Die Zusammensetzung des Autorenteams ist vielfältig und vereint Justiz, Wissenschaft und Anwaltschaft in ausgewogener Weise. Die Gestaltung des Kommentars bietet viele klassische Elemente mit einem Fließtext ohne Abkürzungen und zahlreichen Fußnoten mit zusätzlichen Informationen und Fundstellen. Die Literaturangaben und Gliederungen vor den Paragraphen geben dem Leser eine kompakte Übersicht zum Thema. Die Hervorhebungstechnik ist gelungen und sogar graphische und tabellarische Elemente finden sich innerhalb der Kommentierungen. Dazu mangelt es auch nicht an Beispielen für die Vertragsgestaltung oder andere Formulierungen. Auch Rechenbeispiele, etwa für Unterhalt oder Zugewinnausgleich, werden angeboten. Insgesamt eine für einen Kommentar beeindruckende Vielfalt an Aufmerksamkeitselementen für den Leser.
Vorbildlich an diesem Kommentar ist zudem, dass gerade die ausbildungsrelevanten Bereiche des (materiellen) Familienrechts ausführlich und eng an der Rechtsprechung kommentiert werden. Dies betrifft nicht nur Standardprobleme des Referendarexamens, sondern auch beliebte Klausurkonstellationen im Assessorexamen. Sehr schön beschrieben sind etwa die Rechtsfragen im „AT“ des Familienrechts, also rund um die Schlüsselgewalt, die Anwendung auf die schuldrechtliche und sachenrechtliche Ebene, die Möglichkeiten der Nichtigkeit von Vereinbarungen nach §§ 1365 und 1369 BGB oder die Berechnung des Zugewinns im gesetzlichen Güterstand. Gerade dazu werden sowohl die Subtraktion des Anfangs- vom Endvermögen, als auch die Abzüge bei Vorausempfängen gut nachvollziehbar aufgebaut.
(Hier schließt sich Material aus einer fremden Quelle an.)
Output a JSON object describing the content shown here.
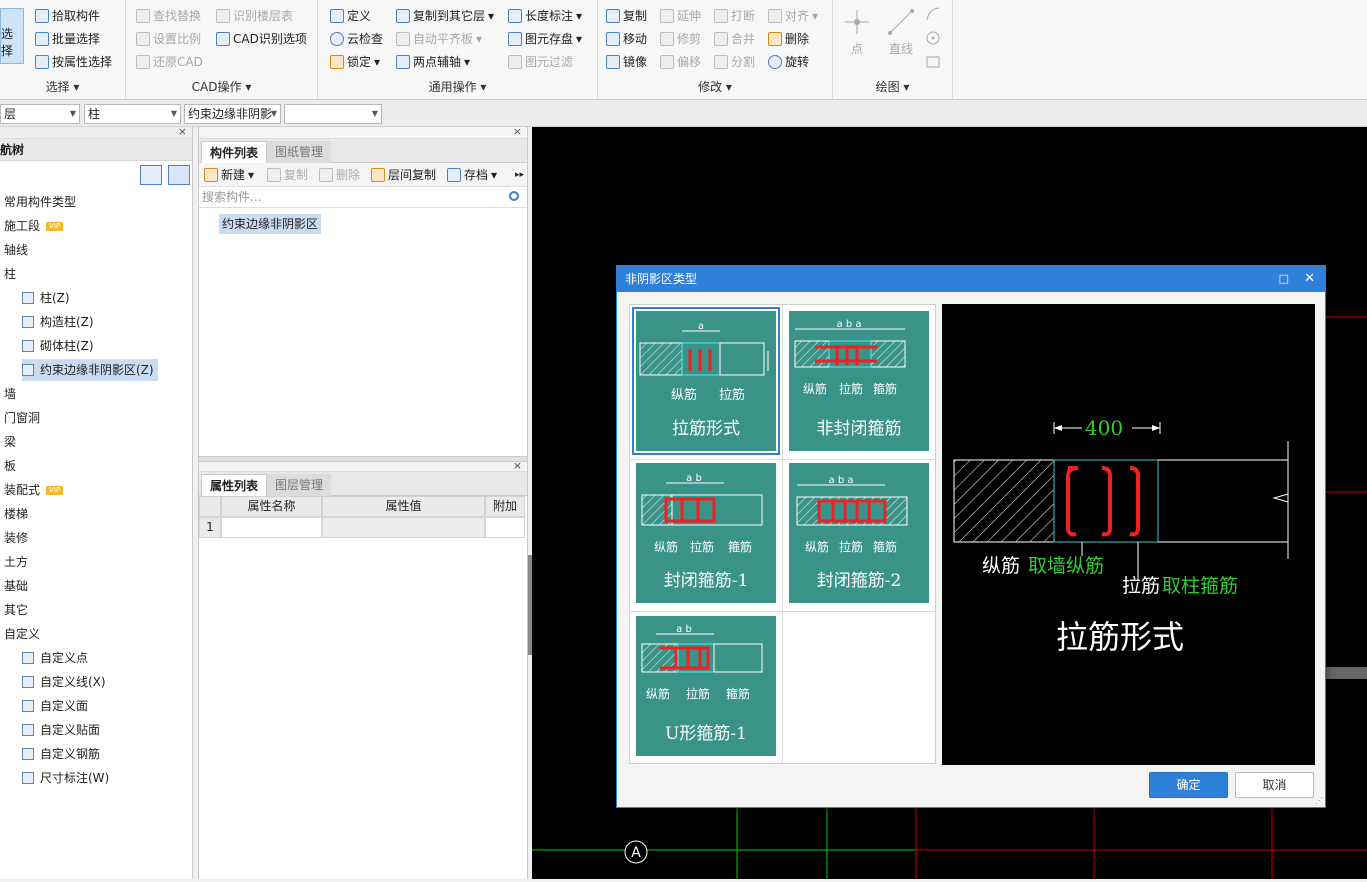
{
  "ribbon": {
    "select_group": {
      "title": "选择",
      "select_big": "选择",
      "items": [
        "拾取构件",
        "批量选择",
        "按属性选择"
      ]
    },
    "cad_group": {
      "title": "CAD操作",
      "items": [
        "查找替换",
        "识别楼层表",
        "设置比例",
        "CAD识别选项",
        "还原CAD"
      ]
    },
    "common_group": {
      "title": "通用操作",
      "items": [
        "定义",
        "复制到其它层",
        "长度标注",
        "云检查",
        "自动平齐板",
        "图元存盘",
        "锁定",
        "两点辅轴",
        "图元过滤"
      ]
    },
    "modify_group": {
      "title": "修改",
      "items": [
        "复制",
        "延伸",
        "打断",
        "对齐",
        "移动",
        "修剪",
        "合并",
        "删除",
        "镜像",
        "偏移",
        "分割",
        "旋转"
      ]
    },
    "draw_group": {
      "title": "绘图",
      "items": [
        "点",
        "直线"
      ]
    }
  },
  "combos": [
    "层",
    "柱",
    "约束边缘非阴影",
    ""
  ],
  "left_panel": {
    "header": "航树",
    "items": [
      {
        "label": "常用构件类型",
        "level": 0
      },
      {
        "label": "施工段",
        "level": 0,
        "vip": "VIP"
      },
      {
        "label": "轴线",
        "level": 0
      },
      {
        "label": "柱",
        "level": 0
      },
      {
        "label": "柱(Z)",
        "level": 1
      },
      {
        "label": "构造柱(Z)",
        "level": 1
      },
      {
        "label": "砌体柱(Z)",
        "level": 1
      },
      {
        "label": "约束边缘非阴影区(Z)",
        "level": 1,
        "selected": true
      },
      {
        "label": "墙",
        "level": 0
      },
      {
        "label": "门窗洞",
        "level": 0
      },
      {
        "label": "梁",
        "level": 0
      },
      {
        "label": "板",
        "level": 0
      },
      {
        "label": "装配式",
        "level": 0,
        "vip": "VIP"
      },
      {
        "label": "楼梯",
        "level": 0
      },
      {
        "label": "装修",
        "level": 0
      },
      {
        "label": "土方",
        "level": 0
      },
      {
        "label": "基础",
        "level": 0
      },
      {
        "label": "其它",
        "level": 0
      },
      {
        "label": "自定义",
        "level": 0
      },
      {
        "label": "自定义点",
        "level": 1
      },
      {
        "label": "自定义线(X)",
        "level": 1
      },
      {
        "label": "自定义面",
        "level": 1
      },
      {
        "label": "自定义贴面",
        "level": 1
      },
      {
        "label": "自定义钢筋",
        "level": 1
      },
      {
        "label": "尺寸标注(W)",
        "level": 1
      }
    ]
  },
  "component_panel": {
    "tabs": [
      "构件列表",
      "图纸管理"
    ],
    "toolbar": [
      "新建",
      "复制",
      "删除",
      "层间复制",
      "存档"
    ],
    "search_placeholder": "搜索构件...",
    "items": [
      "约束边缘非阴影区"
    ]
  },
  "property_panel": {
    "tabs": [
      "属性列表",
      "图层管理"
    ],
    "columns": [
      "属性名称",
      "属性值",
      "附加"
    ],
    "rows": [
      {
        "index": "1",
        "name": "",
        "value": "",
        "extra": ""
      }
    ]
  },
  "canvas": {
    "axis_label": "A"
  },
  "dialog": {
    "title": "非阴影区类型",
    "cards": [
      {
        "label": "拉筋形式",
        "dim": "a",
        "notes": [
          "纵筋",
          "拉筋"
        ]
      },
      {
        "label": "非封闭箍筋",
        "dim": "a b a",
        "notes": [
          "纵筋",
          "拉筋",
          "箍筋"
        ]
      },
      {
        "label": "封闭箍筋-1",
        "dim": "a b",
        "notes": [
          "纵筋",
          "拉筋",
          "箍筋"
        ]
      },
      {
        "label": "封闭箍筋-2",
        "dim": "a b a",
        "notes": [
          "纵筋",
          "拉筋",
          "箍筋"
        ]
      },
      {
        "label": "U形箍筋-1",
        "dim": "a b",
        "notes": [
          "纵筋",
          "拉筋",
          "箍筋"
        ]
      }
    ],
    "preview": {
      "dimension": "400",
      "note1_white": "纵筋",
      "note1_green": "取墙纵筋",
      "note2_white": "拉筋",
      "note2_green": "取柱箍筋",
      "caption": "拉筋形式"
    },
    "ok_label": "确定",
    "cancel_label": "取消"
  }
}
Die Gestaltung und Formbedürftigkeit eines Ehevertrages ist mit nationalen und internationalen Aspekten versehen und auch steuerrechtliche Überlegungen werden in angemessener Weise präsentiert. Im Eherecht werden die Scheidungsvoraussetzungen instruktiv aufgeführt und der Abschnitt zum Scheidungsunterhalt ist einer der Höhepunkte der Kommentierung in diesem Band. Dies bezieht sich nicht nur auf die Verständlichkeit der Erläuterungen, sondern auch auf die gelungene Inkorporation der zahlreichen Änderungen des Unterhaltsrechts. Dass wie nebenbei zahlreiche prozessuale Probleme mit angesprochen werden, Vollstreckungsrecht oder ausländisches Recht ebenso Eingang in die Darstellung finden und dazu wie selbstverständlich die Kasuistik des Bundesgerichtshofes erfasst wird, ist eine Herausforderung an jeden Autor und wurde hier durch die engagierten Bearbeiter sehr gut gemeistert. Gerade die Umstellung des Familienverfahrensrechts wurde, wenn angezeigt, im Kommentar aufgegriffen, sodass das Familienrecht zwar immer als Sondermaterie erscheint, aber keineswegs undurchdringlich, ein wichtiger Aspekt für Leser in Ausbildung.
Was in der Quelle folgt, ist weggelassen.